É nesse cenário que entram as instituições religiosas de diferentes tradições com ações sociais. Tudo muito louvável e importante, afinal de contas, nenhum trabalhador desperta sua consciência de classe com a barriga vazia. É ilusão pensar que quanto pior, melhor. E é essa mesma barriga vazia que pode servir de instrumento de barganha e dominação.

A Igreja Universal sabe como aproveitar os momentos históricos. Nos anos 1980 e 1990 jogou pesado contra os terreiros de forma aberta e violenta até que a reação veio e após processos judiciais, mobilização e empoderamento do povo de santo, se viu obrigada a adotar novas táticas. No entanto, seus demônios continuam com os nomes de sempre nas sessões de descarrego: Zé Pelintra, Exu Caveira, Maria Padilha, Maria Navalha… Dia desses até um suposto Preto Velho eu vi numa rara exibição midiática de descarrego.

A tática nos últimos anos foi majoritariamente outra: seduzir pelo discurso do dinheiro, da vida boa, da certeza de sucesso, mais barato que um jogo de búzios e um bom ebó. Assim, a IURD tem cooptado os mais pobres, em sua maioria pretos e periféricos, a deixarem sua ancestralidade por promessas de prosperidade.

Embora seja verdade que nos anos de Lula e Dilma algumas políticas públicas foram fundamentais na garantia de direitos e reafirmação dos povos de terreiro, também é inegável que a governabilidade contribuiu para o avanço neopentecostal. O mesmo movimento que deu o tom da narrativa do golpe de 2016.

Agora, voltando ao mapa da fome, ouso dizer pregar prosperidade não tem sido tão eficaz, afinal o poder de compra e o bem-estar social estão em baixa, então ressurge o assistencialismo proselitista para a alegria de Izala. Trazem o pão e, também, o seu deus (minúsculo, por se tratar de um deus materialista).

Estes que batem à porta dos nossos terreiros mais vulneráveis, os terreiros que não têm acesso à políticas, editais, que estão apenas vivendo a sua realidade diária, não querem saciar o corpo, querem arrebanharas almas que consideram condenadas. Junto de uma cesta básica, um símbolo: uma Bíblia. Junto com a Bíblia, uma oração nada despretensiosa em espaços sagrados que já viu muito sangue derramado no frio chão, por este mesmo credo que ajudou a demonizar e perseguir o nosso.

E a grande questão que não quer calar é: Onde estão os nossos? O que nos falta para conectar os terreiros mais estruturados que conseguem captar recursos, cestas básicas e serviços, com aqueles que necessitam?

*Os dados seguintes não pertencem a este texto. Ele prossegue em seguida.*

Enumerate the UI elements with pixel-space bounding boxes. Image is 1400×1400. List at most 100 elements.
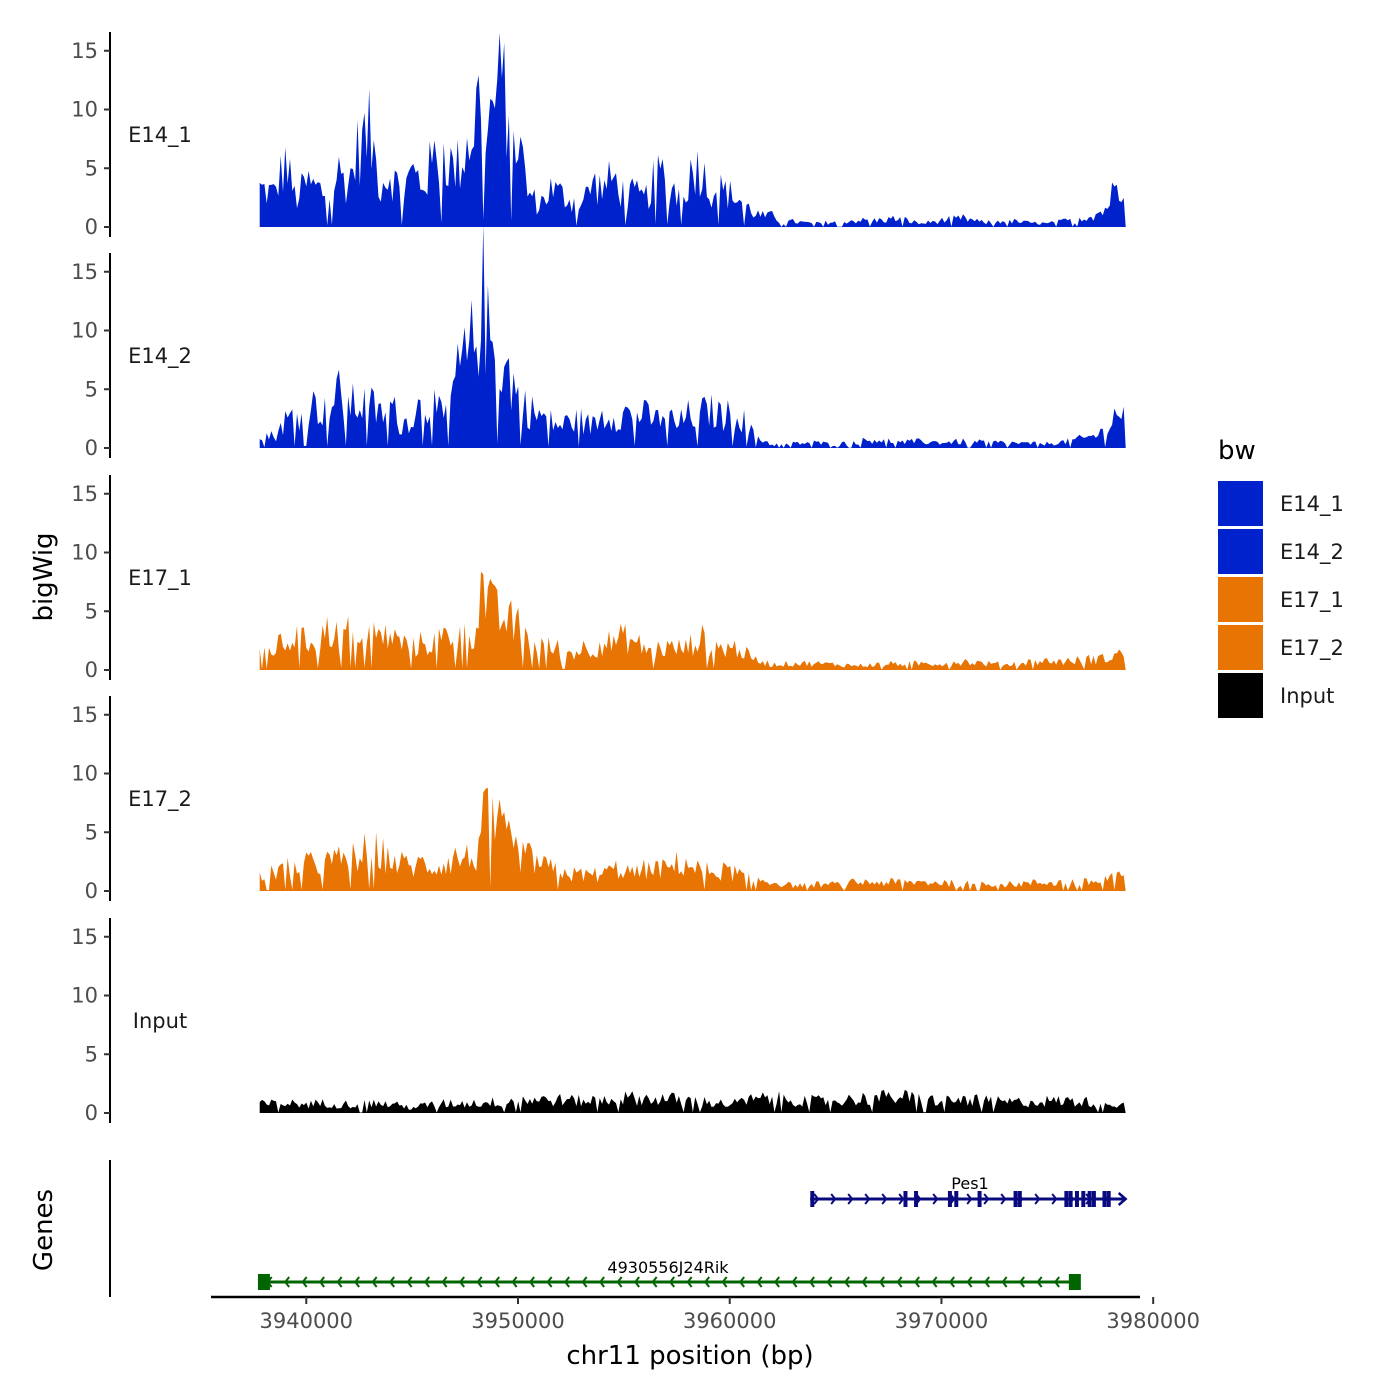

A era do virtual está aí. É hora de honrar Ogun com o uso das nossas tecnologias e honrar Esù, estabelecendo redes de comunicação a fim de garantir auxílio aos nossos, pois Izala sempre quer mais e não se saciará apenas pelo estômago, ela quer nos devorar e re-devorar em até que não sejamos mais nós.

Izala não é apenas o reflexo de uma crise. Izala é um projeto político e espiritual.